Copyright © 2018 Albuquerque Journal

SANTA FE – New Mexico’s judiciary is asking the state Legislature to approve a constitutional amendment that would relieve some of the immediate political pressure on newly appointed judges.
In a recent legislative hearing, Judith Nakamura, chief justice of the state Supreme Court, said the amendment would allow judges to serve on the bench for at least a year before they have to run in a partisan election.
New Mexico has had trouble attracting qualified judicial candidates, Nakamura said, especially in election years, when someone could be appointed to the bench, then lose an election just a few months later.
“In some jurisdictions,” she told lawmakers, “our court was dialing for judges, calling local attorneys begging them to apply.”
The salaries of District Court judges also hurt recruitment, Nakamura said, especially among attorneys in private practice. In New Mexico, district judges make a little less than $120,000 a year, low enough to rank 50th out of 51 jurisdictions – 50 states and Washington, D.C. – even after adjusting for the cost of living, according to the National Center for State Courts.
The proposed amendment on partisan elections would have to win approval from both chambers of the Legislature and then go before voters, probably in 2020.
Arthur Pepin, director the state Administrative Office of the Courts, said the one-year period would ensure voters have a chance to evaluate a judge’s actual performance on the bench.
“It gives (voters) at least a year to see what they need to see about a person’s service as a judge, their judicial temperament, their ability to move cases,” Pepin said.
Ensuring that newly appointed judges spend at least a year on the bench would also reduce transition costs for courts and minimize the disruption to litigants who might otherwise have their cases reassigned when a judge loses an election, according to documents the judiciary submitted to the Legislative Finance Committee.
New Mexico already has a hybrid system intended to dampen partisanship and boost public confidence in the judiciary. But it doesn’t entirely insulate judges from political pressure.
As things stand now, a nonpartisan judicial nominating commission screens applicants and forwards the names of qualified candidates to the governor, who then appoints someone.
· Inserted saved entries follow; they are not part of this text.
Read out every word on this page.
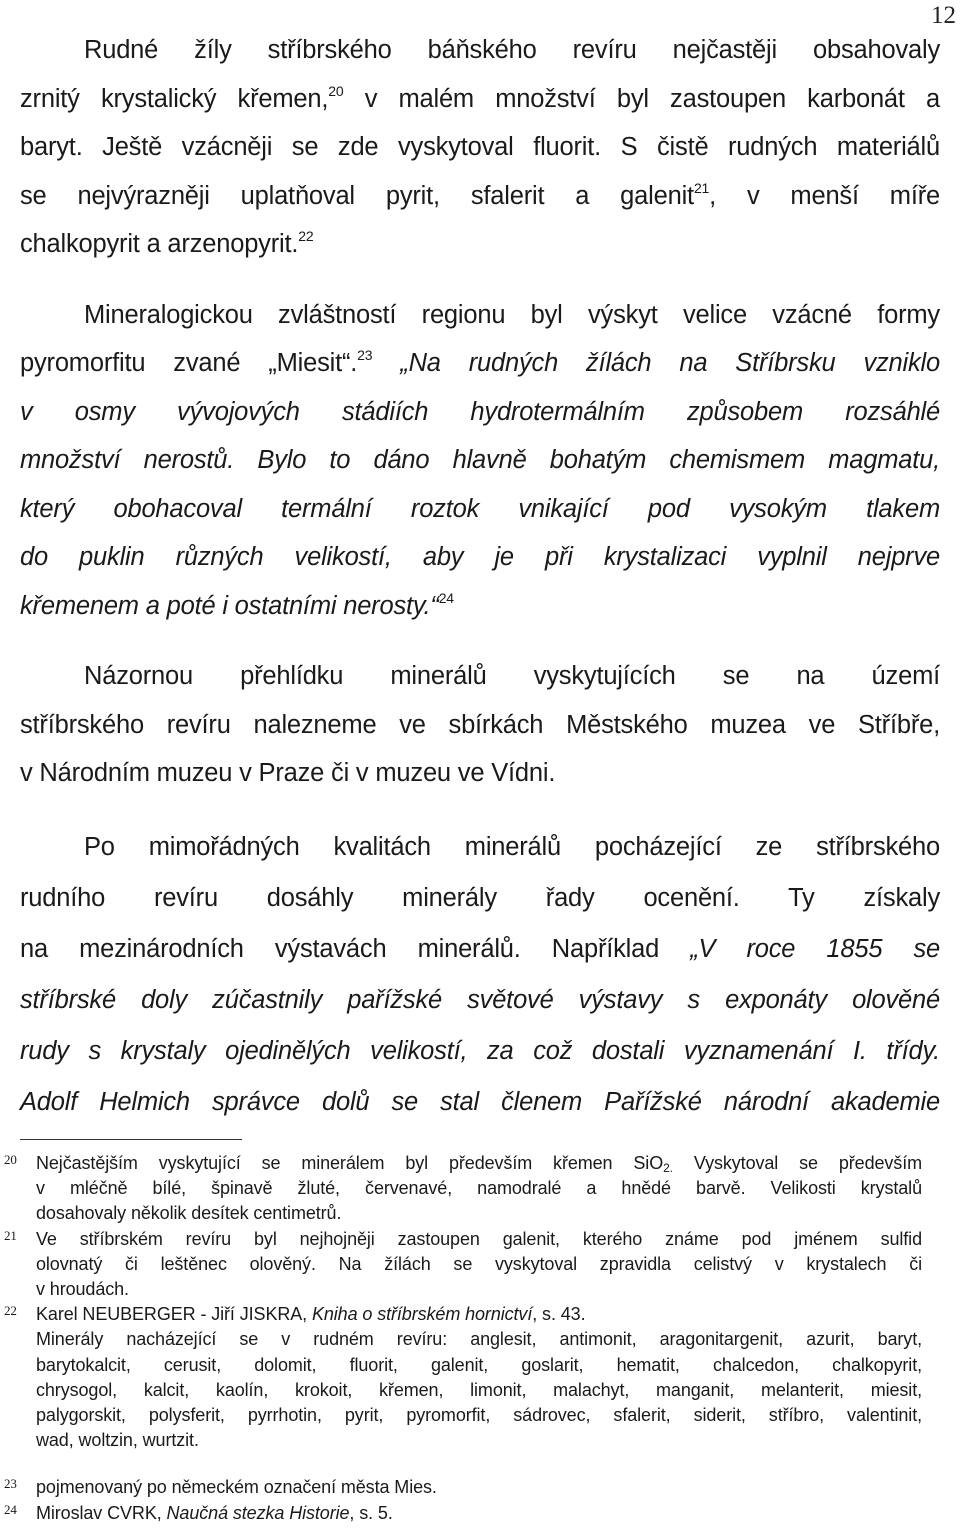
12
Rudné žíly stříbrského báňského revíru nejčastěji obsahovaly
zrnitý krystalický křemen,$^{20}$ v malém množství byl zastoupen karbonát a
baryt. Ještě vzácněji se zde vyskytoval fluorit. S čistě rudných materiálů
se nejvýrazněji uplatňoval pyrit, sfalerit a galenit$^{21}$, v menší míře
chalkopyrit a arzenopyrit.$^{22}$
Mineralogickou zvláštností regionu byl výskyt velice vzácné formy
pyromorfitu zvané „Miesit“.$^{23}$ „Na rudných žílách na Stříbrsku vzniklo
v osmy vývojových stádiích hydrotermálním způsobem rozsáhlé
množství nerostů. Bylo to dáno hlavně bohatým chemismem magmatu,
který obohacoval termální roztok vnikající pod vysokým tlakem
do puklin různých velikostí, aby je při krystalizaci vyplnil nejprve
křemenem a poté i ostatními nerosty.“$^{24}$
Názornou přehlídku minerálů vyskytujících se na území
stříbrského revíru nalezneme ve sbírkách Městského muzea ve Stříbře,
v Národním muzeu v Praze či v muzeu ve Vídni.
Po mimořádných kvalitách minerálů pocházející ze stříbrského
rudního revíru dosáhly minerály řady ocenění. Ty získaly
na mezinárodních výstavách minerálů. Například „V roce 1855 se
stříbrské doly zúčastnily pařížské světové výstavy s exponáty olověné
rudy s krystaly ojedinělých velikostí, za což dostali vyznamenání I. třídy.
Adolf Helmich správce dolů se stal členem Pařížské národní akademie
20 Nejčastějším vyskytující se minerálem byl především křemen SiO$_{2.}$ Vyskytoval se především
v mléčně bílé, špinavě žluté, červenavé, namodralé a hnědé barvě. Velikosti krystalů
dosahovaly několik desítek centimetrů.
21 Ve stříbrském revíru byl nejhojněji zastoupen galenit, kterého známe pod jménem sulfid
olovnatý či leštěnec olověný. Na žílách se vyskytoval zpravidla celistvý v krystalech či
v hroudách.
22 Karel NEUBERGER - Jiří JISKRA, Kniha o stříbrském hornictví, s. 43.
Minerály nacházející se v rudném revíru: anglesit, antimonit, aragonitargenit, azurit, baryt,
barytokalcit, cerusit, dolomit, fluorit, galenit, goslarit, hematit, chalcedon, chalkopyrit,
chrysogol, kalcit, kaolín, krokoit, křemen, limonit, malachyt, manganit, melanterit, miesit,
palygorskit, polysferit, pyrrhotin, pyrit, pyromorfit, sádrovec, sfalerit, siderit, stříbro, valentinit,
wad, woltzin, wurtzit.
23 pojmenovaný po německém označení města Mies.
24 Miroslav CVRK, Naučná stezka Historie, s. 5.
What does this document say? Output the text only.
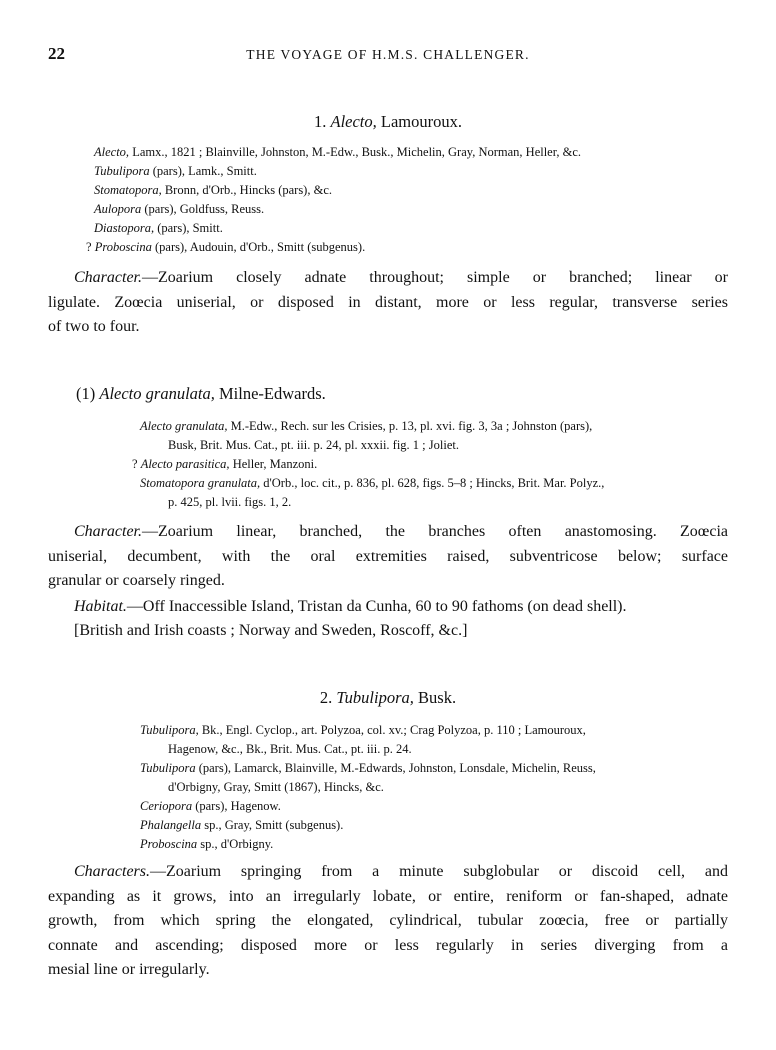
22	THE VOYAGE OF H.M.S. CHALLENGER.
1. Alecto, Lamouroux.
Alecto, Lamx., 1821 ; Blainville, Johnston, M.-Edw., Busk., Michelin, Gray, Norman, Heller, &c.
Tubulipora (pars), Lamk., Smitt.
Stomatopora, Bronn, d'Orb., Hincks (pars), &c.
Aulopora (pars), Goldfuss, Reuss.
Diastopora, (pars), Smitt.
? Proboscina (pars), Audouin, d'Orb., Smitt (subgenus).
Character.—Zoarium closely adnate throughout; simple or branched; linear or
ligulate. Zoœcia uniserial, or disposed in distant, more or less regular, transverse series
of two to four.
(1) Alecto granulata, Milne-Edwards.
Alecto granulata, M.-Edw., Rech. sur les Crisies, p. 13, pl. xvi. fig. 3, 3a ; Johnston (pars),
Busk, Brit. Mus. Cat., pt. iii. p. 24, pl. xxxii. fig. 1 ; Joliet.
? Alecto parasitica, Heller, Manzoni.
Stomatopora granulata, d'Orb., loc. cit., p. 836, pl. 628, figs. 5–8 ; Hincks, Brit. Mar. Polyz.,
p. 425, pl. lvii. figs. 1, 2.
Character.—Zoarium linear, branched, the branches often anastomosing. Zoœcia
uniserial, decumbent, with the oral extremities raised, subventricose below; surface
granular or coarsely ringed.
Habitat.—Off Inaccessible Island, Tristan da Cunha, 60 to 90 fathoms (on dead shell).
[British and Irish coasts ; Norway and Sweden, Roscoff, &c.]
2. Tubulipora, Busk.
Tubulipora, Bk., Engl. Cyclop., art. Polyzoa, col. xv.; Crag Polyzoa, p. 110 ; Lamouroux,
Hagenow, &c., Bk., Brit. Mus. Cat., pt. iii. p. 24.
Tubulipora (pars), Lamarck, Blainville, M.-Edwards, Johnston, Lonsdale, Michelin, Reuss,
d'Orbigny, Gray, Smitt (1867), Hincks, &c.
Ceriopora (pars), Hagenow.
Phalangella sp., Gray, Smitt (subgenus).
Proboscina sp., d'Orbigny.
Characters.—Zoarium springing from a minute subglobular or discoid cell, and
expanding as it grows, into an irregularly lobate, or entire, reniform or fan-shaped, adnate
growth, from which spring the elongated, cylindrical, tubular zoœcia, free or partially
connate and ascending; disposed more or less regularly in series diverging from a
mesial line or irregularly.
But the appointee has to run in the next election – with party labels under the candidates’ names – to keep the seat. If successful, the judge is then up for retention periodically in following elections, without party labels attached.
This year’s judicial campaigns took a partisan turn when a political action committee funded largely by trial lawyers launched attack ads against five Republican judges who had been appointed by Gov. Susana Martinez, a Republican.
In a TV ad, the judges were depicted as puppets of Martinez, with her pulling the strings.
All five judges lost in this month’s general election.
Two of them were appointed just this year. Under the proposed constitutional amendment, they wouldn’t have been on the ballot this time.
The courts haven’t lined up a sponsor for the legislation yet. The Legislature meets for a 60-day session, starting Jan. 15.